La morgue de Sfax, en Tunisie, est totalement dépassée par le nombre de corps de migrants récupérés après des naufrages dans la Méditerranée. Avec la période estivale qui approche et la crise économique, les ONG s’inquiètent de voir la situation empirer.
Depuis le début du mois de mars, plusieurs dizaines de migrants sont décédés lors de tentatives de traversée de la Méditerranée. Les garde-côtes tunisiens ont annoncé, dimanche 26 mars, la découverte de 29 corps en mer après trois naufrages distincts. Plusieurs dizaines de migrants avaient déjà trouvé la mort la semaine dernière dans des situations similaires au large de la Tunisie.

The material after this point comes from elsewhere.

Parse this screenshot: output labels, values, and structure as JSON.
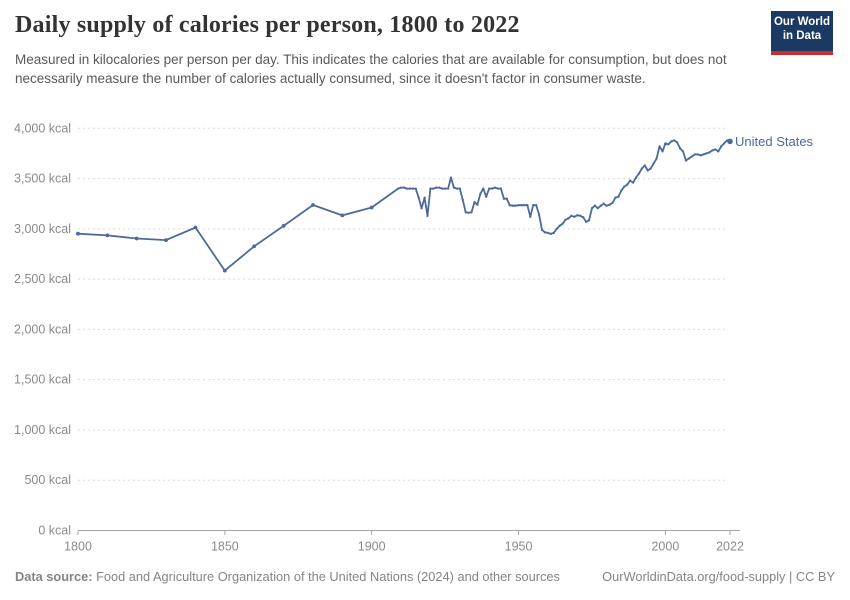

Conséquence de ces naufrages successifs, la morgue de Sfax, ville portuaire tunisienne d’où les départs sont très fréquents, est saturée. Selon Hatem Cherif, directeur régional de la santé à Sfax, cité par l’agence TAP, « la semaine dernière, la morgue a compté 70 corps » pour seulement 35 places.
Une situation qui n’est pas nouvelle, comme le racontait déjà InfoMigrants en mai dernier. Toutefois, elle est inédite « au niveau de la fréquence et du nombre de victimes disparues », selon Romdhane Ben Amor, chargé des questions migratoires au Forum tunisien des droits économiques et sociaux (FTDES).
Depuis le discours haineux contre les migrants du président [Kaïs Saïed, ndlr], les migrants ont des difficultés considérables pour travailler ou trouver un logement, ils n’ont pas d’autres solutions que de franchir les frontières maritimes », ajoute-t-il.
Selon les données de l’ONU, les départs de la Tunisie ont explosé. Au moins 12 000 migrants ayant atteint l’Italie cette année ont pris la mer depuis la Tunisie, contre 1 300 au cours de la même période en 2022.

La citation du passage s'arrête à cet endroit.